Question

If \(2x+y+k=0\) is a normal to the parabola \(y^2=-8x\), then the value of \(k\) is

• A. 8
• B. 16
• C. 24
• D. 32

Hint:

For \(y^2=4ax\), parametric point is \((at^2,2at)\) and normal slope is \(-t\).
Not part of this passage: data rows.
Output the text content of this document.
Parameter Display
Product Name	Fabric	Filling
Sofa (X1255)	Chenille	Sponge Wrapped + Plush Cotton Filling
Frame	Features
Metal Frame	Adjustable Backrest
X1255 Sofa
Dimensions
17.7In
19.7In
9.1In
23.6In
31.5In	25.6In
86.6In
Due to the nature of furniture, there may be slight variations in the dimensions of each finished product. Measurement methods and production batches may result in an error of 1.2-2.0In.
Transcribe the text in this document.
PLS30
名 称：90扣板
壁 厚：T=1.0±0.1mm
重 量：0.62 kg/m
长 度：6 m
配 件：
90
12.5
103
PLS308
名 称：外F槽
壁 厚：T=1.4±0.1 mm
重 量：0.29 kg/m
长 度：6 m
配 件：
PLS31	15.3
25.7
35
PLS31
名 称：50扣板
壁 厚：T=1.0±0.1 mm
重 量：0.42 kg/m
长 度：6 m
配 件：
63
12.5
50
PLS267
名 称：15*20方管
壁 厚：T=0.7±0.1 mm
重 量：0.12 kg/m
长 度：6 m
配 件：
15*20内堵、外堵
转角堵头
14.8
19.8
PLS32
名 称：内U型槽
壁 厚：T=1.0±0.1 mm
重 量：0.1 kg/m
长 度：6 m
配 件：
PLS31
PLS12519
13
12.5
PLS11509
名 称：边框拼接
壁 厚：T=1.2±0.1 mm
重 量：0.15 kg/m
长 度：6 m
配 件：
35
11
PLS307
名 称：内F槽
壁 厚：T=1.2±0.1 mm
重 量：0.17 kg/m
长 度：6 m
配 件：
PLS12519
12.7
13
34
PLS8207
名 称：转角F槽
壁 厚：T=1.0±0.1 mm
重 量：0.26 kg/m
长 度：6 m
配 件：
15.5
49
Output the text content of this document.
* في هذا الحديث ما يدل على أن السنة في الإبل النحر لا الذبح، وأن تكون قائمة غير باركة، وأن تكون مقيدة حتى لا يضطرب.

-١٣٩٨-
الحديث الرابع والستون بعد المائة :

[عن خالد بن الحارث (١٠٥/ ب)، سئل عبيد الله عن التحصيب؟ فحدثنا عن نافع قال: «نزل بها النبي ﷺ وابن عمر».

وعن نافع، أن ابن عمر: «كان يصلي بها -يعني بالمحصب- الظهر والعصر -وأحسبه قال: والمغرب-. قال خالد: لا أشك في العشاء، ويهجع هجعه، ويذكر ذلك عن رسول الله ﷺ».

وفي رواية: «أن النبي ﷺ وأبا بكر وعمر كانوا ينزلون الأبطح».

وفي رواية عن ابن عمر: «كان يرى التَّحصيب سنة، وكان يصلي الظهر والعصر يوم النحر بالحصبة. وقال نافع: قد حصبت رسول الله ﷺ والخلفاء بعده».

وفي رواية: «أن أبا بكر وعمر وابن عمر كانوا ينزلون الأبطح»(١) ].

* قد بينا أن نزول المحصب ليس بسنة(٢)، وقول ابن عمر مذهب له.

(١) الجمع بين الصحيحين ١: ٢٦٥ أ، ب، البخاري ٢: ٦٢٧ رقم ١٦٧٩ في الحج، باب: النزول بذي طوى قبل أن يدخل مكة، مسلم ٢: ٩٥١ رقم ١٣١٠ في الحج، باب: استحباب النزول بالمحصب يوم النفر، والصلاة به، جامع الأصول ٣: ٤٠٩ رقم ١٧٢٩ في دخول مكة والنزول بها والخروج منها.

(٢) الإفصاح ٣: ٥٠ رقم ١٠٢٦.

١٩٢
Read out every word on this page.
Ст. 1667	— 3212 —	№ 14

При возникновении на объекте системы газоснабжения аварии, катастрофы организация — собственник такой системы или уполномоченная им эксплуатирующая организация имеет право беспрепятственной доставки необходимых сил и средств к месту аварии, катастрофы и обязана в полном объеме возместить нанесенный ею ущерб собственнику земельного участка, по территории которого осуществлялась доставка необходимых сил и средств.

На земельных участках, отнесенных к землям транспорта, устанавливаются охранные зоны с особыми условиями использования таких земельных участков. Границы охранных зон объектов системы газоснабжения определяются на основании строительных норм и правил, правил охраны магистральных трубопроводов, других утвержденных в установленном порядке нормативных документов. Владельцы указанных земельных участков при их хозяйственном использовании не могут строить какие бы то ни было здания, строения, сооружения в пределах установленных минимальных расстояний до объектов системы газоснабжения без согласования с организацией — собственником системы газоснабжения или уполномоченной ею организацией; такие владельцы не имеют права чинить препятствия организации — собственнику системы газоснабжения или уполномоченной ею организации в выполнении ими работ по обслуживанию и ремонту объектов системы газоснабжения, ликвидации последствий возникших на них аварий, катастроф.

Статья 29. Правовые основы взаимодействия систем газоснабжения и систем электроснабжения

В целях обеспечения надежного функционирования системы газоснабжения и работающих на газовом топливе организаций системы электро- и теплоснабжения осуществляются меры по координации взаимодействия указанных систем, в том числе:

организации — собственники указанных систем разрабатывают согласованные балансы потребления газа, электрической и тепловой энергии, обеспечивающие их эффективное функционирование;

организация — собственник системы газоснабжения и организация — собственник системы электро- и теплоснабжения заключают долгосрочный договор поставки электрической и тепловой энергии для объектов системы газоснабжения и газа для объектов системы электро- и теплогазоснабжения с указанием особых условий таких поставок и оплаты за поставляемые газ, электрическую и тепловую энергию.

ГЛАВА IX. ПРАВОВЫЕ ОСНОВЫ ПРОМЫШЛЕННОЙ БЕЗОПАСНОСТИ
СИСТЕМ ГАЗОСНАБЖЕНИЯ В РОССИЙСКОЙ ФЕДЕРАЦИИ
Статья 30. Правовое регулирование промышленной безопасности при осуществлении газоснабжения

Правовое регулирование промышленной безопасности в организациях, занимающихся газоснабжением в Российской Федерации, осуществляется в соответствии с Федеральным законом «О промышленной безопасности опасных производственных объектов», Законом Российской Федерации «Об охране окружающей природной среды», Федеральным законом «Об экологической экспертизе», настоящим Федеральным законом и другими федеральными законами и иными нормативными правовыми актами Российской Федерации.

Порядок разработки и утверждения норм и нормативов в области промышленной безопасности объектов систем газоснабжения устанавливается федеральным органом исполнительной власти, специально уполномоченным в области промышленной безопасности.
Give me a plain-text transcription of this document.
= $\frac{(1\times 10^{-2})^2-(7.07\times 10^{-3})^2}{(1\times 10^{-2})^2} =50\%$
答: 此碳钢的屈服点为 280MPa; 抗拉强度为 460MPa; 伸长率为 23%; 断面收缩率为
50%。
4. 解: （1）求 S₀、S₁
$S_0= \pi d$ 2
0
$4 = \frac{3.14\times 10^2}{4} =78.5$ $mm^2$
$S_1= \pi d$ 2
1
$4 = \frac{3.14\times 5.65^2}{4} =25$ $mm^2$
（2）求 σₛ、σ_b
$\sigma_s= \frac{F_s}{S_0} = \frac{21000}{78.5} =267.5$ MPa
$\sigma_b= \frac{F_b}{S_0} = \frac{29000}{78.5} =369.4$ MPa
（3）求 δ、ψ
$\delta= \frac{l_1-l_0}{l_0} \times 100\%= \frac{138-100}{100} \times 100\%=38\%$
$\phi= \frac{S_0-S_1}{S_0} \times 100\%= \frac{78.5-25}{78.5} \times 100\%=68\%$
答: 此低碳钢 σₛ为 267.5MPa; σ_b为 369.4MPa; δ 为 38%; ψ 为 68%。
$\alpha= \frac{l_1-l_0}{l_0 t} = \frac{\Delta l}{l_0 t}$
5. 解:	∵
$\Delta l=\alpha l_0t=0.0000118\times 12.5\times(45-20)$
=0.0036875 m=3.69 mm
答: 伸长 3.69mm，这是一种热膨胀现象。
Match slope with given normal and substitute point to find constant.

Answer 1

The Correct Option is C

Step 1: Write parabola in standard form.
Given parabola:
\[ y^2=-8x \] Compare with \(y^2=4ax\):
\[ 4a=-8 \Rightarrow a=-2 \] Step 2: Parametric point on parabola.
For \(y^2=4ax\), parametric point is \((at^2,2at)\).
So here:
\[ x=at^2=-2t^2,\quad y=2at=-4t \] Step 3: Slope of normal for standard parabola.
For parabola \(y^2=4ax\), slope of tangent is \(\frac{1}{t}\).
So slope of normal is \(-t\).
Step 4: Given normal line and its slope.
Given line:
\[ 2x+y+k=0 \Rightarrow y=-2x-k \] So slope = \(-2\).
Thus:
\[ -t=-2 \Rightarrow t=2 \] Step 5: Find the point on parabola.
Substitute \(t=2\):
\[ x=-2(2^2)=-8,\quad y=-4(2)=-8 \] Step 6: Use point on the line to find \(k\).
Since \((-8,-8)\) lies on \(2x+y+k=0\):
\[ 2(-8)+(-8)+k=0 \Rightarrow -16-8+k=0 \Rightarrow k=24 \] Final Answer: \[ \boxed{24} \]